VPN and NAS – How to Connect to Local NAS While on Remote VPN

macosnasvpn

Scenario:

  • My work Macbook Pro uses Cisco AnyConnect to connect to my employers
    VPN from home.
  • I am running macOS Catalina on the Macbook Pro
  • I have a NAS connected to my home LAN
  • Macbook Pro is connected through same home LAN

When I am not connected to my work VPN I can access the NAS by using the expected local IP address (using "Connect to Server…"), however when connected to the VPN this IP cannot be accessed.

I have googled around, but couldn't seem to find an explanation for this specific scenario.

AnyConnect appears to direct all connections through the VPN, although there are no options I can see in the application preferences relating to this.

How can I connect to the local NAS whilst still being connected to the remote VPN on macOS?

Best Answer

The short answer is that you cannot do this. Your VPN administrator has enabled a "full tunnel," such that all traffic goes over the VPN. If your VPN administrator is willing to switch to split tunnels, it will work fine.

The longer, potentially getting you fired answer: you can use openconnect (installed via homebrew) to connect to the VPN. This will still have the full tunnel issue, but it won't continue to screw with the network routes after the initial connection - so you can forcibly enable split tunnels.

To connect, something like:

# openconnect yourvpnserver.com -u username --authgroup "your group" 

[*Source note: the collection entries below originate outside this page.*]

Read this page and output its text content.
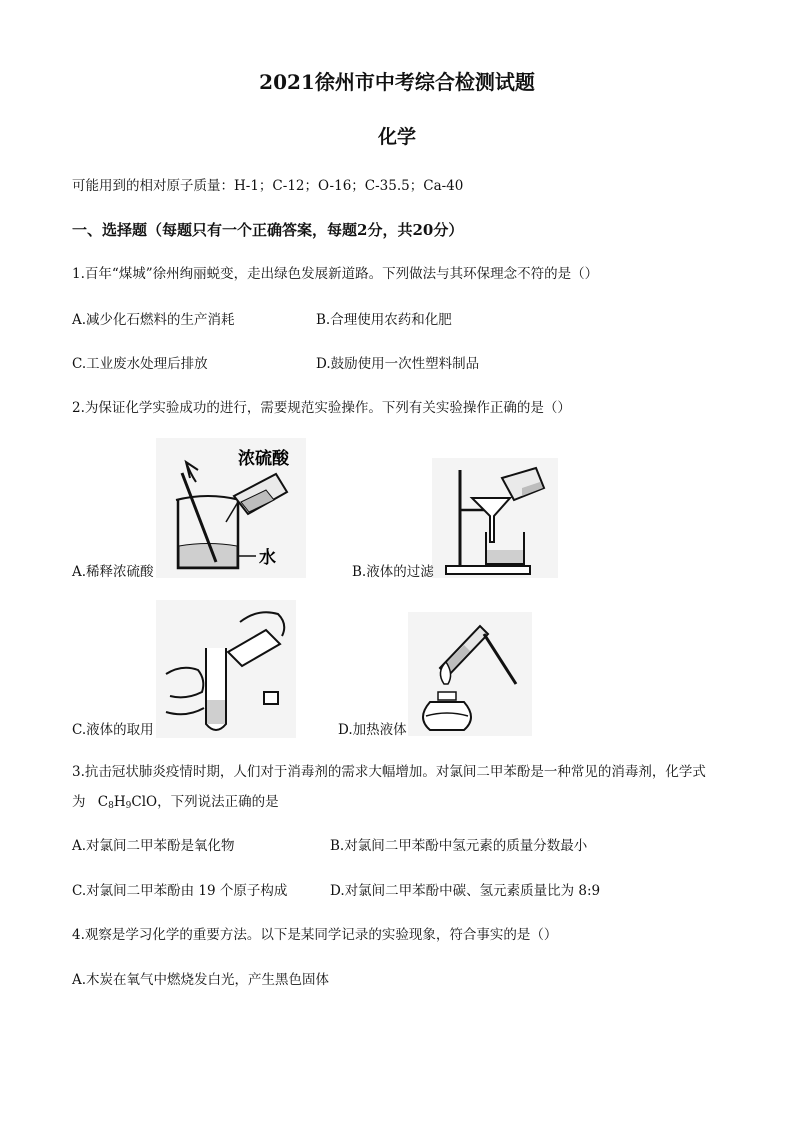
2021徐州市中考综合检测试题
化学
可能用到的相对原子质量：H-1；C-12；O-16；C-35.5；Ca-40
一、选择题（每题只有一个正确答案，每题2分，共20分）
1.百年“煤城”徐州绚丽蜕变，走出绿色发展新道路。下列做法与其环保理念不符的是（）
A.减少化石燃料的生产消耗	B.合理使用农药和化肥
C.工业废水处理后排放	D.鼓励使用一次性塑料制品
2.为保证化学实验成功的进行，需要规范实验操作。下列有关实验操作正确的是（）
浓硫酸
水
A.稀释浓硫酸	B.液体的过滤
C.液体的取用	D.加热液体
3.抗击冠状肺炎疫情时期，人们对于消毒剂的需求大幅增加。对氯间二甲苯酚是一种常见的消毒剂，化学式
为 $C_8H_9ClO$，下列说法正确的是
A.对氯间二甲苯酚是氧化物	B.对氯间二甲苯酚中氢元素的质量分数最小
C.对氯间二甲苯酚由 19 个原子构成	D.对氯间二甲苯酚中碳、氢元素质量比为 8:9
4.观察是学习化学的重要方法。以下是某同学记录的实验现象，符合事实的是（）
A.木炭在氧气中燃烧发白光，产生黑色固体
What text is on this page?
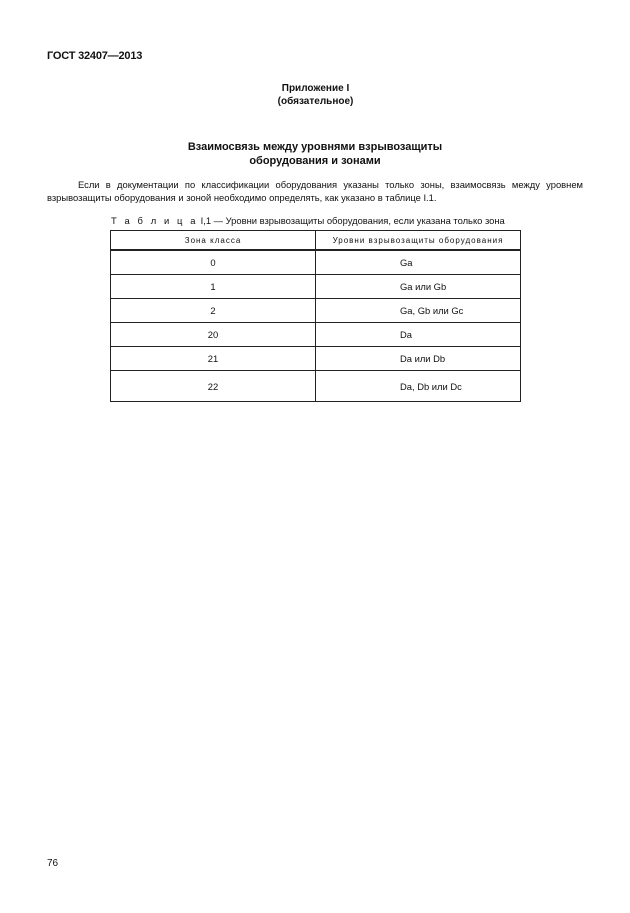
ГОСТ 32407—2013
Приложение I
(обязательное)
Взаимосвязь между уровнями взрывозащиты
оборудования и зонами

Если в документации по классификации оборудования указаны только зоны, взаимосвязь между уровнем взрывозащиты оборудования и зоной необходимо определять, как указано в таблице I.1.

Т а б л и ц а I,1 — Уровни взрывозащиты оборудования, если указана только зона
Зона класса	Уровни взрывозащиты оборудования
0	Ga
1	Ga или Gb
2	Ga, Gb или Gc
20	Da
21	Da или Db
22	Da, Db или Dc
76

Then you can fix your routing table:

# sudo route change default 1.2.3.4 

where 1.2.3.4 is your normal home network default route. You will not be able to access any resources over the VPN after you do this, until you add routes for them:

# sudo route -nv add 5.6.7.8 -interface utun0

where 5.6.7.8 is the IP of the VPN resource you want to access, and utun0 is the VPN interface.

But again, risk of being fired if caught, etc, etc.